In a recent piece (apparently wrongly dated March 11) posted on SIPRI’s website, Pieter Wezeman explained very well how "in the current military air strikes against Libyan forces, nations that once supported Colonel Muammar Gaddafi’s regime are now — based on sanction by the United Nations — attacking the forces they were marketing and delivering arms to only weeks before." Hypocrisy, however, cannot hide the basic reason of the Western powers’ reluctance to arm the insurgents: they have no confidence in the Interim National Council, no confidence in its capacity to control the mass uprising, and no confidence in the allegiance to their interest of a future democratically-elected Libyan government. The very fact that many figures of the uprising on the ground in Libya have expressed harsh criticisms towards NATO instead of displaying the servile gratitude that the Alliance expected from them is an important signal that Western capitals have not failed to perceive.

Ultimately, Western powers are increasingly sharing Israel’s kind of worries about Syria, some of them probably regretting that they did not let Gaddafi quell the uprising and continue his role as a precious ally in their "war on terror" and their terrorist war on immigrants. In a cogent article in Le Monde dated April 14, Jean-François Bayart denounced the collusion between the European states, led by Italy, and Gaddafi’s regime in the dirty, criminal repression of immigration from African shores to European territory (including Italian islands in the Mediterranean). He pointed to the fact that NATO is not attacking Gaddafi’s fleet for fear of destroying what he aptly called "the anti-migratory tool of trade"!

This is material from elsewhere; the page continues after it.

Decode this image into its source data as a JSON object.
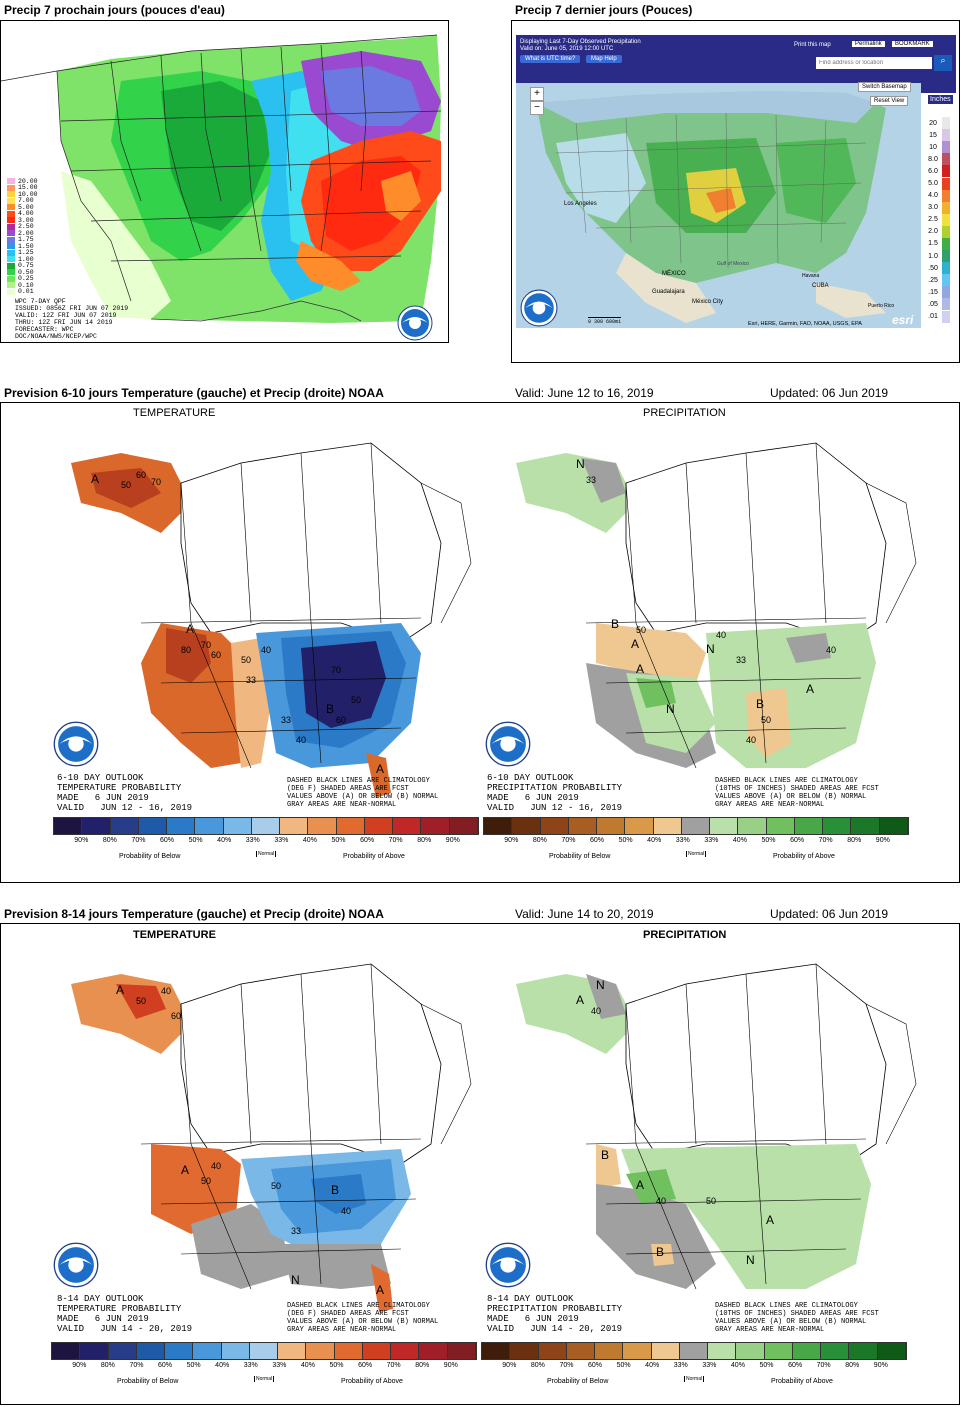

The only way in which NATO powers such as France and Britain are envisaging a (limited) delivery of weapons to the Libyan insurgents is under tight control from "advisers" they send on the spot — in order to scout around for a future intervention of troops on the ground (the claim that these advisers are needed is just a pretext that is not even corroborated by the insurgents themselves). These NATO powers are preparing the conditions for such an invasion by the very fact that they refuse to deliver to the insurgents the arms and equipment they need to defeat Gaddafi’s forces, thus enabling the latter to progress to a point where the Libyan insurgents themselves may feel compelled to request the ground intervention that they have rightly and resolutely rejected until now. A first victory of this Machiavellian manoeuvre is the fact that the insurgents in Misrata have asked for an intervention on the ground after despairing of NATO’s ability to stop from the air and sea the advance of Gaddafi’s forces.

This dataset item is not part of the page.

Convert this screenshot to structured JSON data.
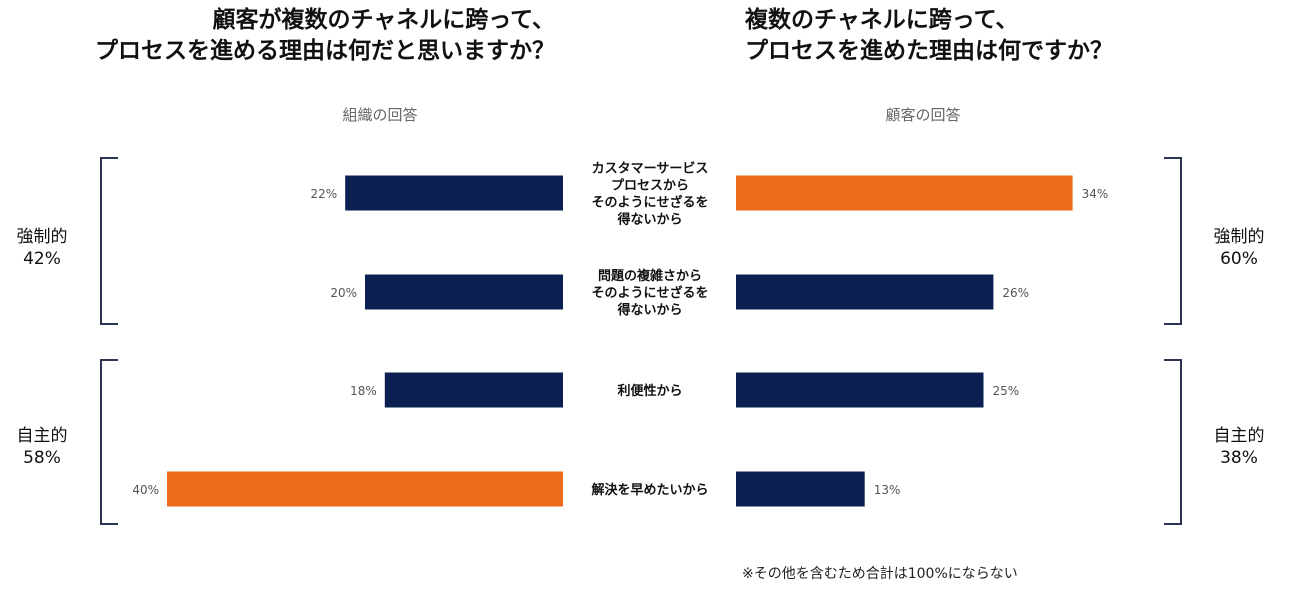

The worldwide antiwar and anti-imperialist movement should mobilize on behalf of the Libyan uprising as well as all other uprisings in North Africa and the Middle East, and know how to most effectively denounce the design of the imperialist powers by showing who are the true supporters of popular struggles.[I had ended my March 25 piece by asserting:"One can safely bet that the present intervention in Libya will prove most embarrassing for imperialist powers in the future. As those members of the US establishment who opposed their country’s intervention rightly warned, the next time Israel’s air force bombs one of its neighbours, whether Gaza or Lebanon, people will demand a no-fly zone."

Some thought they had found in this quote a good occasion to score a point against me. One of them asked with emphatic irony why such a demand for a no-fly zone was not made with Israel’s invasion of Lebanon in 2006 and attack on Gaza in 2008-9? Well, the fact is that the Arab League called two weeks ago, on April 10, for the first time ever for a meeting of the UNSC to consider imposing a no-fly zone on Israeli military aircraft over Gaza, when things looked as if Israel was going to launch a new major bombing campaign against the strip. The League’s move was hailed by both the Palestinian authority and the Hamas government in Gaza, and by pro-Palestinian groups worldwide, while it drew irritated and worried reactions from Israeli and pro-Israeli sources.]